Very sorry about this, but my suite (only dw704 this time, which has the modified T & S file - my other suite, dw696, which has the original T & S file, is fine) has again crashed, this time in the 4th year i.e. 1853. Rather oddly, the job.status says that the coupled task for this year only ran for 3 minutes, but looking at the output (in ~/cylc-run/u-dw704/share/data/History_Data), it contains almost all of the output I would expect for the entire year i.e. there are 12 months, and a whole bunch of restart files. I have just checked the last month (i.e. December) and all the data are present and correct

Looking at the ocean.output (at ~/cylc-run/u-dw704/work/18530101T0000Z/coupled), it says it got to timestep 2700 - which, if my maths is correct and given the ocean timestep = 32 (or 45 minutes), is about 84 days e.g. just under 3 months. There is an error message at the end of ocean.output, but nothing very helpful:

===>>> : E R R O R

STOP
Critical errors in NEMO initialisation

Do you have any idea what’s going on here i.e. why it would crash at this point? And, if the ocean.output is correct in terms of where we got to i.e. just under 3 months, how come I have valid data for the entire year, all the way up to and including December.

Charlie

Hi Charlie.

I’m afraid I’m not an IDL user so can’t help you with that. That said, the only thing you’d need to change in your workflow would be to add the ncks command as I did…

ncks --mk_rec_dmn time \
EN4_v1.1.1995_2014.monthlymean_eORCA1T_NEMO_L75_new_surface_okatt.nc \
EN4_v1.1.1995_2014.monthlymean_eORCA1T_NEMO_L75_new_surface_okatt-jonny.nc

I think what had happened somehow is that the time dimension was not being recognised as a ‘record dimension’ (in the language of NCO operators such as ncatted) and so it was being interpreted as a spatial dimension.

Cheers.

Jonny

Very sorry about this …

Firstly, no need to apologise. :smiling_face:

I’ve had a look at the output files (job.out, job.err) for the 18530101T0000Z/coupled task and it actually seems to have completed successfully on the first attempt, which explains why you are seeing all the files you expected.

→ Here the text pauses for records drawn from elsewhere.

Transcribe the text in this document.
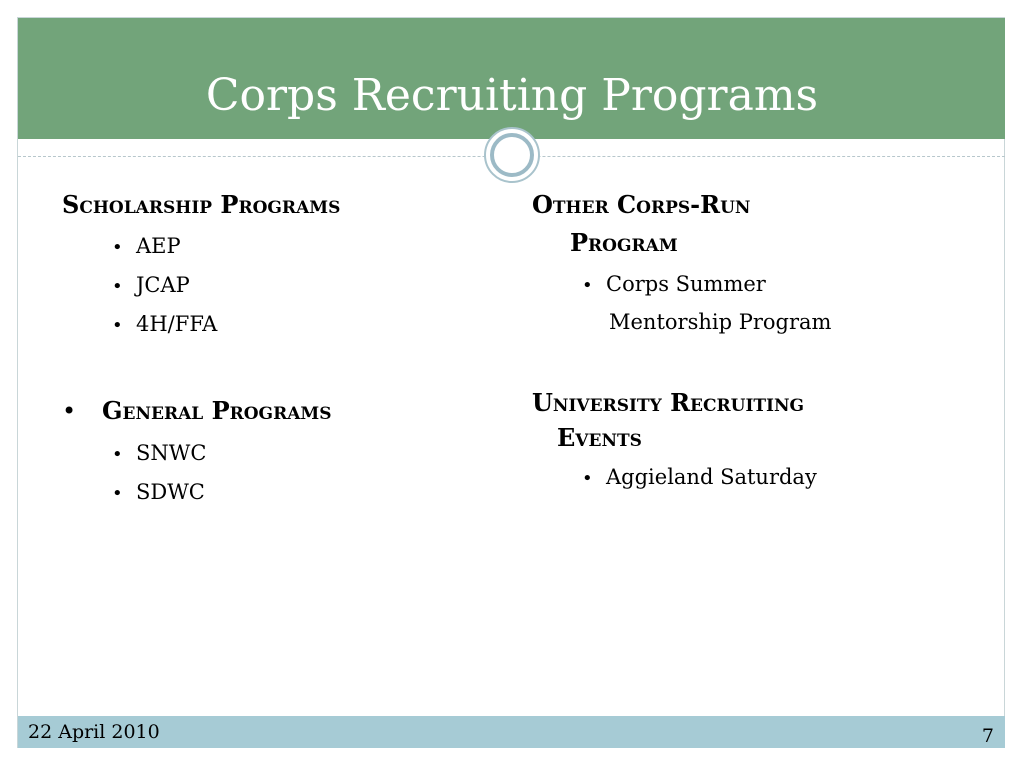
Corps Recruiting Programs
Scholarship Programs
• AEP
• JCAP
• 4H/FFA
• General Programs
• SNWC
• SDWC
Other Corps-Run
Program
• Corps Summer
Mentorship Program
University Recruiting
Events
• Aggieland Saturday
22 April 2010	7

> cat ~cjrw09/cylc-run/u-dw704/log/job/1853*/coupled/01/job.out |tail -1
2026-03-15T16:45:53Z INFO - succeeded

Why it decided to run again is not clear. What I can say is that the 1/1/1854 NEMO restarts weren’t created as far as I can tell (the CICE one was though) and none of the postproc tasks ran for the 1853 cycle point (there are no logs present for them). The lack of these NEMO restarts will certainly have caused the simulation to stall although I can’t guarantee that is exactly what happened to your run.

I’ve started a run of u-dw704 to see if it gets past 1/1/1854.

All the best.

Jonny

Ok, that’s kind of good news I guess. But why would it fail to create the restarts, when it did so for the previous 3 years?

Charlie

It certainly should have done! I’ll let you know if I encounter the same issue…

Cheers.

Jonny